For those not inclined to see the film itself, Capitalism‘s message is fairly basic. America has traded its almost spiritual faith in democracy for a spiritual faith in capitalism. Moore’s mix of vintage ’50s and ’60s footage shows how, in the halcyon decades following World War II, Americans were once perfectly content to enjoy their tidy bungalows, their shiny home appliances, and juicy pot roasts without needing or wanting more. They could look forward to college for their children, a better standard of living for their offspring, and finally, a cozy retirement.

But now, being happy just isn’t enough. Perhaps emboldened by Wall Street’s living-large mentality, at some point every American evidently decided that they wanted to be P. Diddy.

Capitalism weaves a familiar, but still compelling Michael Moore story of David versus Goliath. It is a disturbing tale of greed and malfeasance on a huge scale in which politicians are utterly in the back pocket of corporations and no one is looking out for the proverbial little guy.

It’s hard to argue with the essence of Moore’s film. Tapping into a potent flow of native American decency and truth-telling from Jimmy Carter, Woody Guthrie, Thomas Jefferson, FDR, and Ohio Rep. Marcy Kaptur, among others, Capitalism argues that it’s not love of capitalism, but of democracy that defines America’s core values.

At the heart of Capitalism is the usual Moore reliance on the anecdotal: the small, human stories that articulate the larger policy injustices. And there are some incredibly sad stories to tell.

Moore follows families being forced from their homes in the rash of foreclosures, and he checks in with Chicago assembly line workers denied their pay by Bank of America bailout beneficiaries.

He talks to a widow who discovers her husband’s employer took out what is known as a “dead peasant” insurance policy on her husband that paid out big money to the corporation when her husband died.

He checks in at a for-profit Pennsylvania juvenile home in cahoots with a local judge to funnel children into the facility for maximum profit.

Moore uses these tales of woe and exploitation to make a very convincing big picture argument: capitalism is a conscienceless, immoral force with no concern for human suffering or worth.

Some of the big guys tend to agree with him. If stick around for the closing credits, you’ll find quotes from Thomas Jefferson and Ben Franklin, showing their regard for the little guy over big business. It’s such a radical idea — and so very different from the usual right-wing ownership of the Founding Fathers — it might have been material better placed earlier in the film.

Moore is a nimble prospector in history’s gold mine, but he is also a consummate conspiracy-minded lefty. He tends to overplay the usual scenario of rich and powerful versus poor, miserably exploited in this over-long, meandering, often poorly organized film. On one side, Moore sees the greedy Wall Streeters. On the other: heartland working families. But if we take a cold, hard look in the mirror, can’t we all recognize that as Americans we have often come to mistake having lots of money for happiness?

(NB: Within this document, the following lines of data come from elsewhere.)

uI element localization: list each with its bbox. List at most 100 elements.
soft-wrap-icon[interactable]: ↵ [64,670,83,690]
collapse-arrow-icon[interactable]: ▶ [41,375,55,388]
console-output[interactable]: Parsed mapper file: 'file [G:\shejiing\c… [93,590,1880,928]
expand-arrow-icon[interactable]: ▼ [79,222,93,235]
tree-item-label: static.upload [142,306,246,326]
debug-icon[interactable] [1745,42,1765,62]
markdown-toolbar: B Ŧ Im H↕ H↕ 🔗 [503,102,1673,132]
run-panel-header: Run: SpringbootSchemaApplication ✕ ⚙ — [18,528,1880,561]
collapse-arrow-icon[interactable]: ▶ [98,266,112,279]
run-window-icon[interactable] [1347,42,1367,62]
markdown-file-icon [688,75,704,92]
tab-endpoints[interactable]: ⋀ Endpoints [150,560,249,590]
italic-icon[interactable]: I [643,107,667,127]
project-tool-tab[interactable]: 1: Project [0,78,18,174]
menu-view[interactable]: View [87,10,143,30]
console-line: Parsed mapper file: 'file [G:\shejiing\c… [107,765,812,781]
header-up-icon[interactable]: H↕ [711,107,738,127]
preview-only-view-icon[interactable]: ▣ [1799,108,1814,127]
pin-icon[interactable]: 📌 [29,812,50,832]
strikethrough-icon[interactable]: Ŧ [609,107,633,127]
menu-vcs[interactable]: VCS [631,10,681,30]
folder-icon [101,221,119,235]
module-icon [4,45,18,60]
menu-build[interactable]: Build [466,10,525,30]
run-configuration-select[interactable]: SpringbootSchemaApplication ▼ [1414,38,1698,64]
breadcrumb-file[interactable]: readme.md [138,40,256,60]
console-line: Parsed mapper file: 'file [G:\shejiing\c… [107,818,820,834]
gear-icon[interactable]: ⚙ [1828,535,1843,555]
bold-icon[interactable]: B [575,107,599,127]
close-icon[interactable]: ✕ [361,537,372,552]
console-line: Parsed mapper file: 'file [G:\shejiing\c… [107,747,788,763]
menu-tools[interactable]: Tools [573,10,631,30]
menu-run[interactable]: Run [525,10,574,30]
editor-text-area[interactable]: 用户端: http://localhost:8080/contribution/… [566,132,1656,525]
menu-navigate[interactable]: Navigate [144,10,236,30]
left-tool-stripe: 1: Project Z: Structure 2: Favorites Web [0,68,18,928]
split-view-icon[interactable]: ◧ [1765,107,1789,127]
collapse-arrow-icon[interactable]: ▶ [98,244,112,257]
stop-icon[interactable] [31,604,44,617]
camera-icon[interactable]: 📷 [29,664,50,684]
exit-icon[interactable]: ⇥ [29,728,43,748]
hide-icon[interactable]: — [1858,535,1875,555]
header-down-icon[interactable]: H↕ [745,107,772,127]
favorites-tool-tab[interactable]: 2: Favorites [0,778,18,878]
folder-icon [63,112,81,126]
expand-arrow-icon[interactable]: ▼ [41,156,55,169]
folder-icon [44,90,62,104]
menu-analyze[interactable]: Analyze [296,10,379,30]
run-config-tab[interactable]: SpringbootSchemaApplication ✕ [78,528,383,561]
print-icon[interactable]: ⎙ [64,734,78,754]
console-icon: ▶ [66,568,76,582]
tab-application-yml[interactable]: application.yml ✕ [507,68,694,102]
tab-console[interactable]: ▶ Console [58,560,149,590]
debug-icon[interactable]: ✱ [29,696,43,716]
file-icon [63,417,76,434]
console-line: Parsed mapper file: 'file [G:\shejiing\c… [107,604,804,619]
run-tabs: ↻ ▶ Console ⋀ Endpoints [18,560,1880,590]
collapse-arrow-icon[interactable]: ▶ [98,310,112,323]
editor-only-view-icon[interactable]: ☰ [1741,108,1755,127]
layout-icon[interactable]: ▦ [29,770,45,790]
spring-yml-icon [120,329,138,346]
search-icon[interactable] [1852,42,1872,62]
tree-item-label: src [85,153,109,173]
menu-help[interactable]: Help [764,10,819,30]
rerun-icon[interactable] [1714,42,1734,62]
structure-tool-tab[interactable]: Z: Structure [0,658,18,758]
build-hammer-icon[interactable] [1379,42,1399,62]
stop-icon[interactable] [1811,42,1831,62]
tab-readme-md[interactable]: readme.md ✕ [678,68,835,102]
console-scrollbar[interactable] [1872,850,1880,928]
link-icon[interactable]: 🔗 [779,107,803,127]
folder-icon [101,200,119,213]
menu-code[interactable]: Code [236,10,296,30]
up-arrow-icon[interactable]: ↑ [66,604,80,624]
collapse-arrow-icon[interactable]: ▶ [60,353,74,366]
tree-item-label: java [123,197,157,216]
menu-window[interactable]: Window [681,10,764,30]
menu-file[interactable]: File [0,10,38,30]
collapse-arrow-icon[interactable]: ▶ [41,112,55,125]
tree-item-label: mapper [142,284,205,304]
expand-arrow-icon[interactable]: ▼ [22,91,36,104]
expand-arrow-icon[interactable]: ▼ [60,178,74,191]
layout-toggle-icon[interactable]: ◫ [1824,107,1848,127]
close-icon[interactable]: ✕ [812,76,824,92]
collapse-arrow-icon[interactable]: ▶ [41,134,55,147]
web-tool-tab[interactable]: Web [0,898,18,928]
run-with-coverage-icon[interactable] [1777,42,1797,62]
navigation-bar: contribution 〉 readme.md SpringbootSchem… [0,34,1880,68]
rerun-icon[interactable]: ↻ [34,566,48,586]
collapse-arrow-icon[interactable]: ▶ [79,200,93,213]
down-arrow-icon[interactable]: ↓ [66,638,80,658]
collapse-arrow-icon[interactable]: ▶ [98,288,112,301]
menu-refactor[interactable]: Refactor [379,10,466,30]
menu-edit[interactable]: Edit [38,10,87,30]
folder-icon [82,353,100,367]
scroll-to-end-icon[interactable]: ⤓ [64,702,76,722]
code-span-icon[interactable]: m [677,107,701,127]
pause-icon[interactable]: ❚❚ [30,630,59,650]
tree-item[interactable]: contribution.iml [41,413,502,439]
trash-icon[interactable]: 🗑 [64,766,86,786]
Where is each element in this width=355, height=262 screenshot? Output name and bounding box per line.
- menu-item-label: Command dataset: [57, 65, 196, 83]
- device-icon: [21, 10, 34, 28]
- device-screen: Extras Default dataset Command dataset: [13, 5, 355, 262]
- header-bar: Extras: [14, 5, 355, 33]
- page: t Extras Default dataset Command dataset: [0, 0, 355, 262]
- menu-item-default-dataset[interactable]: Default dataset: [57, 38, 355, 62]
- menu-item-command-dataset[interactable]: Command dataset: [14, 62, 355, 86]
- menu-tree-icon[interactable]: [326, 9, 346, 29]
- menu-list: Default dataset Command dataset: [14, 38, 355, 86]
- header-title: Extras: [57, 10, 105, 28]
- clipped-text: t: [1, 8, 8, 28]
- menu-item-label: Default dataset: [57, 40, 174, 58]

To his credit, Moore also provides real-world examples of ways money-making and decency can go hand in hand, like the California bread company where the assembly-line workers pull in $65,000 a year and whose wealth-sharing CEO remarks, “How many cars do you really need in life?” Maybe more Americans, Moore intones, should follow the example of Jonas Salk who, instead of using his polio vaccine to amass great wealth, donated it in the interest of the common good. At moments like this, Capitalism serves as a profound, consciousness-raising reminder that we need to hold values above money.

Moore is many things: often smug, ideologically narrow-minded, prone to see America as purely us-against-them and ridiculously reliant on crass juxtapositions of comedy and pathos. But beneath that often shrill presence, Moore has an idealistic, even sensitive streak. And it’s clear that Moore doesn’t care how he looks, because for him too, the ends justify the means.